Ballato and collaborator Peter Dragic of the University of Illinois have been working on this problem for quite some time.

“DoD was having issues with their fiber lasers and didn’t like how every ‘solution’ involved ever more complicated fiber designs and without any consideration of materials. So, we won a grant to attack one of the nonlinearities, then another, and then began to fully appreciate the power, beauty, and simplicity of a unified approach to dealing with everything,” Ballato writes in an email.

The paper is the first of four new papers in an open-access “trilogy” by Ballato and collaborators on their work developing a unified approach to mitigating optical nonlinearities in optical fibers. The four-article series communicates a trilogy of ideas.

The first paper evaluates the nonlinearities problem by describing thermodynamics of optical scattering. The second and third papers (part 2 of the trilogy) dive into glass science and additivity models that determine properties and nonlinearity. The fourth paper offers a path forward with examples and a materials roadmap.

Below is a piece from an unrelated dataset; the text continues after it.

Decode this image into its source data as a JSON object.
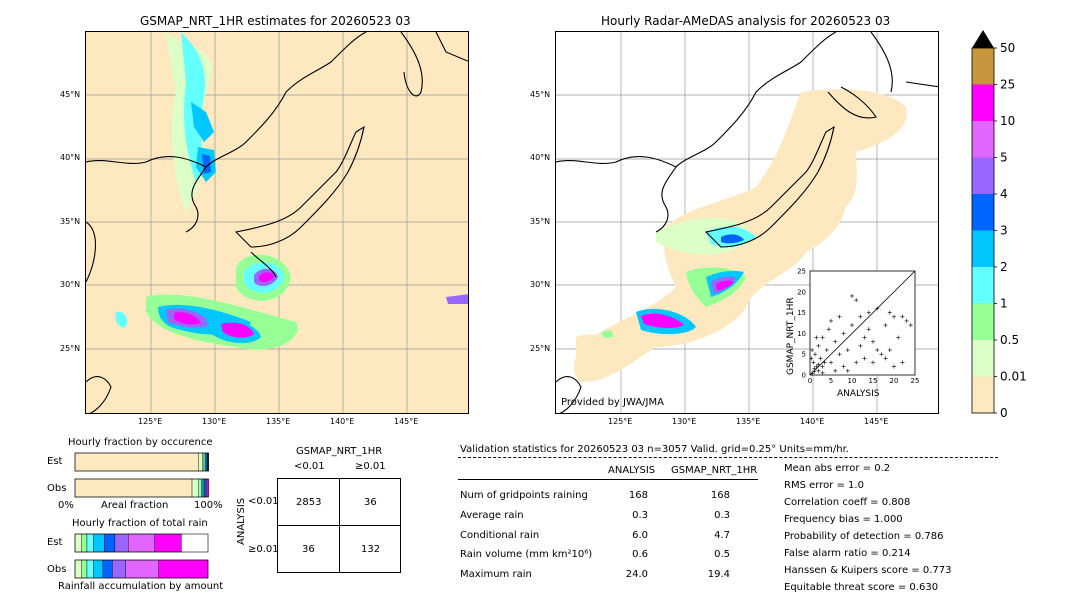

In the course of the trilogy, Ballato et al. conclude that silica-based glasses still are the best materials for efficient optical transmission. However, the compositional adjustments needed are not compatible with traditional CVD preform processing. Instead, the team proposes a “molten core” fabrication process, where a molten core glass surrounded by a clad glass are pulled directly into a fiber. Because the core is molten and quenches so quickly during fiber fabrication, compositions can result that are not feasible using conventional methods.

“The papers are, perhaps not surprisingly, somewhat provocative. For our industry friends, where transitions to new systems/methods is not feasible (or desired), we plan another paper that is more tailored to your processes. That said, the trends discussed, even taken in small increments, could still have beneficial impacts,” Ballato writes in an email.

The sheer size of the optical fiber industry means change will be challenging and costly. But which change is more likely—that the market will cease to demand more data transmission, or that industry will change to meet market demand?

The articles are all open-access in the International Journal of Applied Glass Science.

  1. A Unified Materials Approach to Mitigating Optical Nonlinearities in Optical Fiber. I. Thermodynamics of Optical Scattering” IJAGS; DOI: 10.1111/ijag.12327.
  2. A Unified Materials Approach to Mitigating Optical Nonlinearities in Optical Fiber. II. A. Material Additivity Models and Basic Glass Properties,” IJAGS; DOI: 10.1111/ijag.12328.
  3. A Unified Materials Approach to Mitigating Optical Nonlinearities in Optical Fiber. II. B. The Optical Fiber, Material Additivity and the Nonlinear Coefficients,” IJAGS; DOI: 10.1111/ijag.12329.
  4. A Unified Materials Approach to Mitigating Optical Nonlinearities in Optical Fiber. III. Canonical Examples and Materials Roadmap,” IJAGS; DOI: 10.1111/ijag.12336.